I have been pretty busy of late,   but  I have an urge to say something if only to prove I’m still alive so I thought I’d summarize what I know about the brain’s evolution and language. The main thing we know for an absolute certainty is that the brain suddenly got a lot bigger, about 3.3 times larger than the ape brains of Australopithecus of 2.5 million years ago.Brains are expensive body parts. They put heavy metabolic demands on the system and they do not forgive malnutrition, especially in childhood. So the expansion of   the brain size was only possible if food was reliable throughout the year. There are some possible trade-offs. We can sacrifice other metabolic demands. Chimpanzees and gorillas are much stronger than humans, strong enough to be able to tear humans apart. So we might have sacrificed some serious muscle strength in order to support our brains, but that only works if the ancestors found some substitute for muscle power.
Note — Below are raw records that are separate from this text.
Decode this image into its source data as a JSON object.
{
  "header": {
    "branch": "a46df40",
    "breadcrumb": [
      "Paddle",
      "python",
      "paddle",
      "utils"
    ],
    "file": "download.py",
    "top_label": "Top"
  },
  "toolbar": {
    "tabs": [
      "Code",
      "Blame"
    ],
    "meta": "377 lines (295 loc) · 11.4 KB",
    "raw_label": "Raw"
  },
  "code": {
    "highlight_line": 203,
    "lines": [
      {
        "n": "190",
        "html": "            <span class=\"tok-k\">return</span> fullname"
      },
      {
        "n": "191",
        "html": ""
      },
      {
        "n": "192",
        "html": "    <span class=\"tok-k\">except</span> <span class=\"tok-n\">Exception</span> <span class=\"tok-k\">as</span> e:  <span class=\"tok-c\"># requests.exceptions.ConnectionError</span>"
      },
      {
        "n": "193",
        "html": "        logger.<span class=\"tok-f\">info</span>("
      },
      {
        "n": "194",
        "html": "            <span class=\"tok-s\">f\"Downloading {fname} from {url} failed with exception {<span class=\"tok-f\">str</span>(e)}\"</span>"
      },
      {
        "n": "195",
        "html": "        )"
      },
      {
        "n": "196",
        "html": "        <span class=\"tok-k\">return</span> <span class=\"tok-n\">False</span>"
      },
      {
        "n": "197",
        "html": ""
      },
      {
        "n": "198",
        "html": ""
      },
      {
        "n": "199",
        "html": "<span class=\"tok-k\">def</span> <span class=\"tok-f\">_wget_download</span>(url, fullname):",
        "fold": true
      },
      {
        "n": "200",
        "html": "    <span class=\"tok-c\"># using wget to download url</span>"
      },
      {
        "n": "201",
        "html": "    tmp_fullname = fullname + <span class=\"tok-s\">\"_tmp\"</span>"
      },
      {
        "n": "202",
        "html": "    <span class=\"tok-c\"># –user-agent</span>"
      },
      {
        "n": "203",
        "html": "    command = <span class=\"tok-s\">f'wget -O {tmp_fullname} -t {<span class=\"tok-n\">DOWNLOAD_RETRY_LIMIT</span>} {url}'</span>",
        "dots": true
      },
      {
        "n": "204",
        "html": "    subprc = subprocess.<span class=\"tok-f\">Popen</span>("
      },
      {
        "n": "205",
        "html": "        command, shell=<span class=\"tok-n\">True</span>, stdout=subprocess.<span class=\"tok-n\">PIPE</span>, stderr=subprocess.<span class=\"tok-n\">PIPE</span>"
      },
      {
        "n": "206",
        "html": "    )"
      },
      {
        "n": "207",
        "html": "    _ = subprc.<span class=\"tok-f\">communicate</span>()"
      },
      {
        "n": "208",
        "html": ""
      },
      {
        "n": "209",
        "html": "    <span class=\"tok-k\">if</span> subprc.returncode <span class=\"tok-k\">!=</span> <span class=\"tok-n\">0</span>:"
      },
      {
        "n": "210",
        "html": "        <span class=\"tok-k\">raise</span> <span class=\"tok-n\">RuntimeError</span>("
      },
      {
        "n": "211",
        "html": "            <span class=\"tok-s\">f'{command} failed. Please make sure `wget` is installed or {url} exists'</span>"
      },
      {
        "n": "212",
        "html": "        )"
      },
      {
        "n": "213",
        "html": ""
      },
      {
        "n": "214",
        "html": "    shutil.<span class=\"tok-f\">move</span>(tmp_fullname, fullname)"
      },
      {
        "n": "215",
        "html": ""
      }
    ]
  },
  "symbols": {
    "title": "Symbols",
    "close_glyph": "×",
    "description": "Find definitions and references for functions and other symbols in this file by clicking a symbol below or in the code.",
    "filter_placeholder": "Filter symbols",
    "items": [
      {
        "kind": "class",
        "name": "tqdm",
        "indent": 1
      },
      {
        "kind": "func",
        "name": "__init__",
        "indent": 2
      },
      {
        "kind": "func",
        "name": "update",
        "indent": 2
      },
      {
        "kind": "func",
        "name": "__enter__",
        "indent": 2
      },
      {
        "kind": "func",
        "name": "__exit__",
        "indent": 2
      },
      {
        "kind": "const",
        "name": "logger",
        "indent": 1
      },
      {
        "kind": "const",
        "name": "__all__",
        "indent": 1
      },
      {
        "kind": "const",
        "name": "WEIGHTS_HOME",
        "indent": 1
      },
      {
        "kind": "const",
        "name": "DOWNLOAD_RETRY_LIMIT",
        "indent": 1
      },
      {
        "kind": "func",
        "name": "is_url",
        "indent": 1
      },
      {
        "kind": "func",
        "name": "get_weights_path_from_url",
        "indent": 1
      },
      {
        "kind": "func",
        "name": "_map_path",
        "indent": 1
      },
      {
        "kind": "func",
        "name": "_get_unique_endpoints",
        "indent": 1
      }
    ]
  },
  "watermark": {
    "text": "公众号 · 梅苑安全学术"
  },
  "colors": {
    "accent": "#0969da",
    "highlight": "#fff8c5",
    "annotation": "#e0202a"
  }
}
Stone tools were part of the kit of the earliestHomo and perhaps there were other wooden and vegetable tools   that did not survive. Fire is another solution. Cooked food provides many more  calories than raw stuff, but when did cooked food come into style? A quarter million years ago? Half a million? A million? A million and a half? There are advocates for each of these answers. I lean toward old dates, but who can say? It seems fairly clear that the brain was already growing when fire came along, but cooked food probably made ...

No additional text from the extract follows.